Deputy Health Minister, Mahama Asei Seini says the Ministry is worried about media reports of negligence against health professionals in the country.
Mahama Asei Seini says such reports are intolerable.
Speaking at the induction ceremony of some Anaesthetics in Accra, Mahama Asei Seini said the Ministry will begin to crack the whip.
“Recent media reportage is plagued with claims of professional negligence, improper conduct and behaviour by doctors, dentists, physician assistants, nurses among others. The same people who swore the Hippocratic Oath and committed themselves to serve and assist vulnerable people are now abusers. This is unacceptable.”
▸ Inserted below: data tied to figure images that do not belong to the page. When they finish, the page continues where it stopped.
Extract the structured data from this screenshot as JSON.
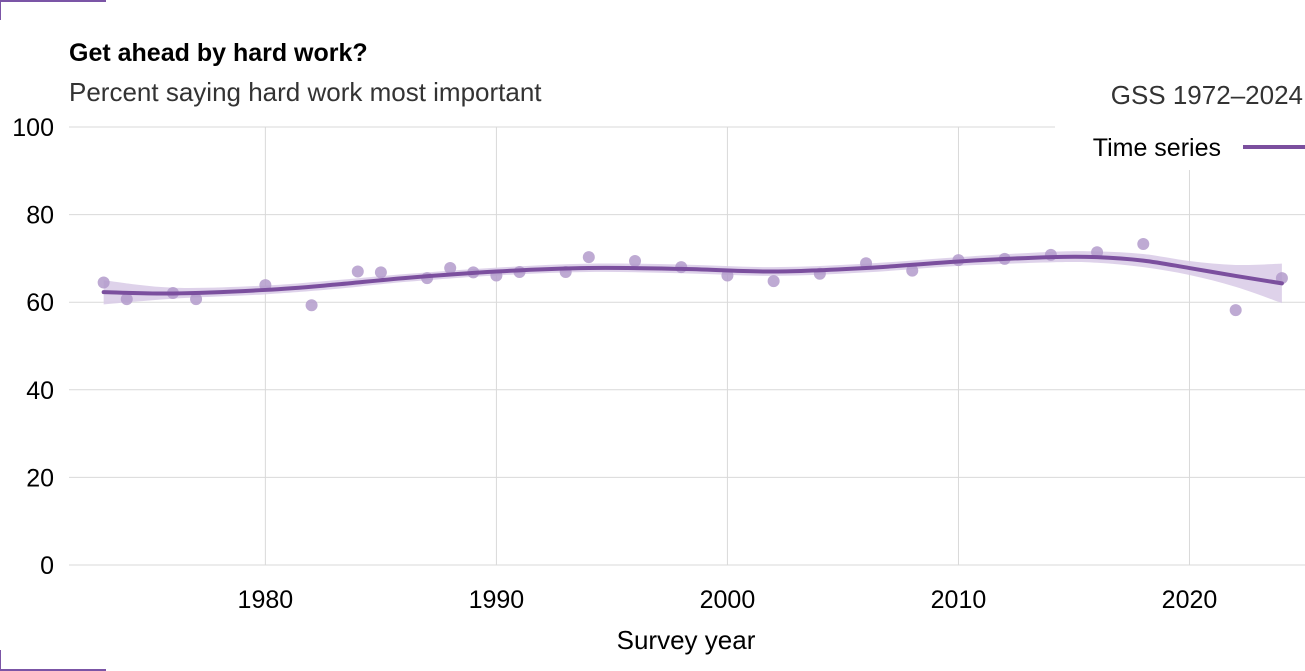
{
  "chart_data": {
    "type": "line",
    "title": "Get ahead by hard work?",
    "subtitle": "Percent saying hard work most important",
    "source": "GSS 1972–2024",
    "xlabel": "Survey year",
    "ylabel": "",
    "xlim": [
      1971.5,
      2025
    ],
    "ylim": [
      0,
      100
    ],
    "xticks": [
      1980,
      1990,
      2000,
      2010,
      2020
    ],
    "yticks": [
      0,
      20,
      40,
      60,
      80,
      100
    ],
    "grid": true,
    "legend": {
      "position": "top-right",
      "label": "Time series"
    },
    "color": "#7b4f9e",
    "point_color": "#b39bcb",
    "band_color": "#d8cae6",
    "points": {
      "x": [
        1973,
        1974,
        1976,
        1977,
        1980,
        1982,
        1984,
        1985,
        1987,
        1988,
        1989,
        1990,
        1991,
        1993,
        1994,
        1996,
        1998,
        2000,
        2002,
        2004,
        2006,
        2008,
        2010,
        2012,
        2014,
        2016,
        2018,
        2022,
        2024
      ],
      "y": [
        64.5,
        60.7,
        62.1,
        60.7,
        63.9,
        59.3,
        67.0,
        66.8,
        65.5,
        67.8,
        66.8,
        66.1,
        66.9,
        66.9,
        70.3,
        69.4,
        68.0,
        66.1,
        64.8,
        66.5,
        68.9,
        67.2,
        69.6,
        69.9,
        70.8,
        71.4,
        73.3,
        58.2,
        65.5
      ]
    },
    "trend": {
      "x": [
        1973,
        1976,
        1980,
        1983,
        1986,
        1990,
        1994,
        1998,
        2002,
        2006,
        2010,
        2014,
        2016,
        2018,
        2020,
        2022,
        2024
      ],
      "y": [
        62.3,
        62.0,
        62.8,
        64.0,
        65.5,
        67.0,
        67.8,
        67.6,
        67.0,
        67.8,
        69.3,
        70.3,
        70.3,
        69.5,
        67.8,
        66.0,
        64.3
      ]
    },
    "band": {
      "x": [
        1973,
        1976,
        1980,
        1983,
        1986,
        1990,
        1994,
        1998,
        2002,
        2006,
        2010,
        2014,
        2016,
        2018,
        2020,
        2022,
        2024
      ],
      "lower": [
        59.5,
        60.8,
        61.8,
        63.0,
        64.6,
        66.1,
        66.9,
        66.6,
        66.0,
        66.8,
        68.3,
        69.1,
        69.0,
        68.0,
        66.2,
        63.5,
        59.8
      ],
      "upper": [
        65.0,
        63.3,
        63.8,
        65.0,
        66.4,
        67.9,
        68.8,
        68.6,
        68.0,
        68.8,
        70.3,
        71.5,
        71.6,
        71.0,
        69.4,
        68.5,
        68.8
      ]
    }
  }
}
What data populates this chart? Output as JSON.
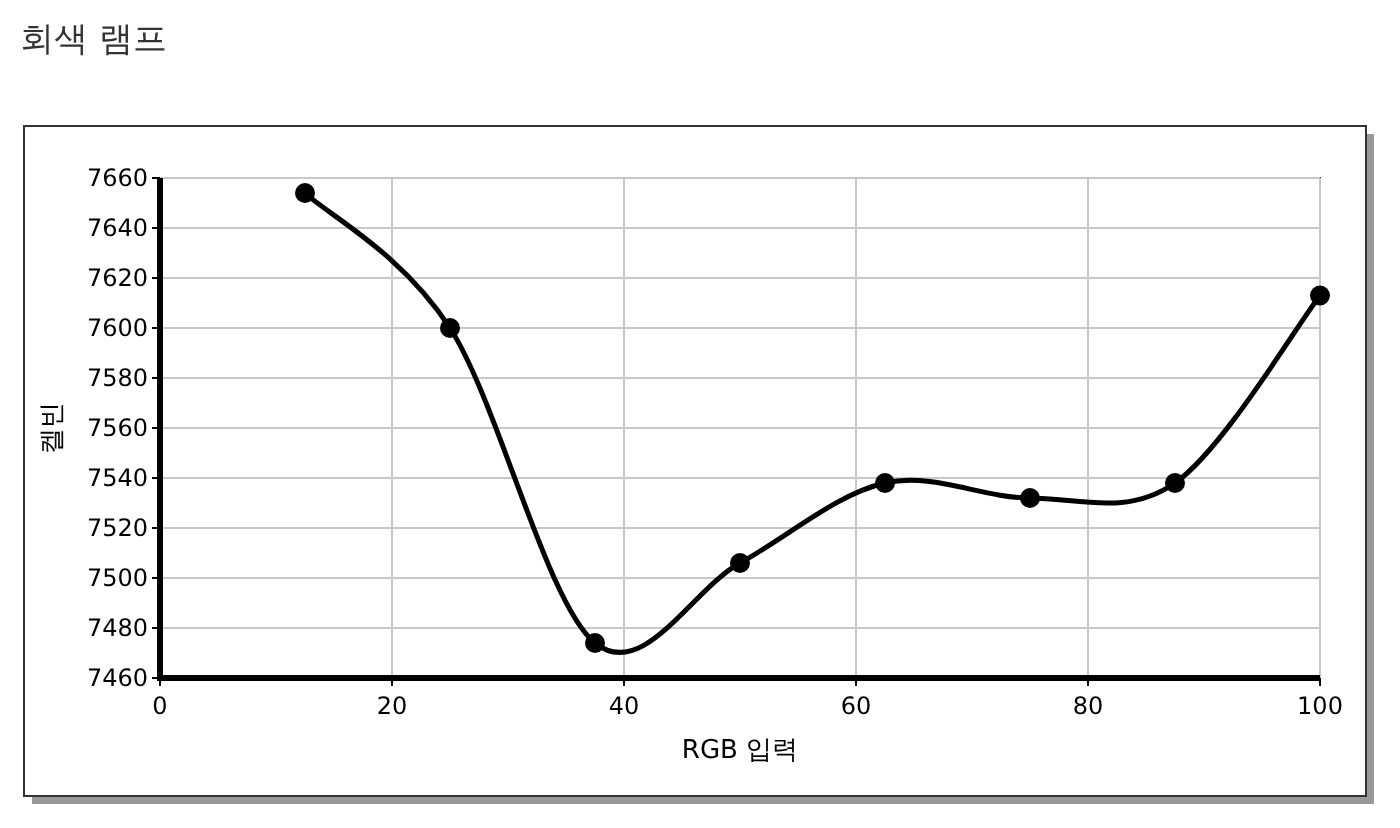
{
  "chart_data": {
    "type": "line",
    "title": "회색 램프",
    "xlabel": "RGB 입력",
    "ylabel": "켈빈",
    "x": [
      12.5,
      25,
      37.5,
      50,
      62.5,
      75,
      87.5,
      100
    ],
    "series": [
      {
        "color": "#000000",
        "values": [
          7654,
          7600,
          7474,
          7506,
          7538,
          7532,
          7538,
          7613
        ]
      }
    ],
    "xlim": [
      0,
      100
    ],
    "xticks": [
      0,
      20,
      40,
      60,
      80,
      100
    ],
    "ylim": [
      7460,
      7660
    ],
    "yticks": [
      7460,
      7480,
      7500,
      7520,
      7540,
      7560,
      7580,
      7600,
      7620,
      7640,
      7660
    ],
    "grid": true,
    "marker": "circle",
    "line_style": "solid"
  }
}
The health service has gained notoriety over claims of medical negligence.
Over the years, some of these cases have led to lawsuits against the facilities involved, with affected families demanding full-scale probe and compensation.
In 2015, the Ghana Diaspora Women Organisation called for the immediate suspension of two doctors and nurses involved in the alleged negligence that led to the death of a patient at the Ridge Hospital.
The administering of wrong medication is believed to have contributed to the death of Madam Esther Sosuh, the wife of Dr. Emmanuel Kuto, who is the Director of the Institute of Languages.
Dr. Kuto’s wife, aged 48-years-old, had been diagnosed with a hernia and was receiving treatment after checking in to the facility.
The group in a statement complained that “simply too many lives are lost through gross negligence, and enough is now enough.”
It thus demanded that the Ghana Health Service Director-General and the Director of Ridge Hospital “immediately suspend the two doctors and nurses involved in this alleged matter, as we believe their behaviour was unethical of the medical profession.”
37 Military Hospital slapped with over GH¢1M for woman’s death in childbirth
In a similar case of medical negligence, the 37 Military Hospital was in July this year, slapped with GH¢1,075,000 in damages for the negligent death of a 27-year-old woman during childbirth in November 2015.
The woman, Helena Brema Nyamekye, who was a Ph.D. student at the University of Ghana at the time of the incident, is said to have opted for a caesarean section as her preferred mode of childbirth.
Doctors, however, denied her the option and put her through normal labour.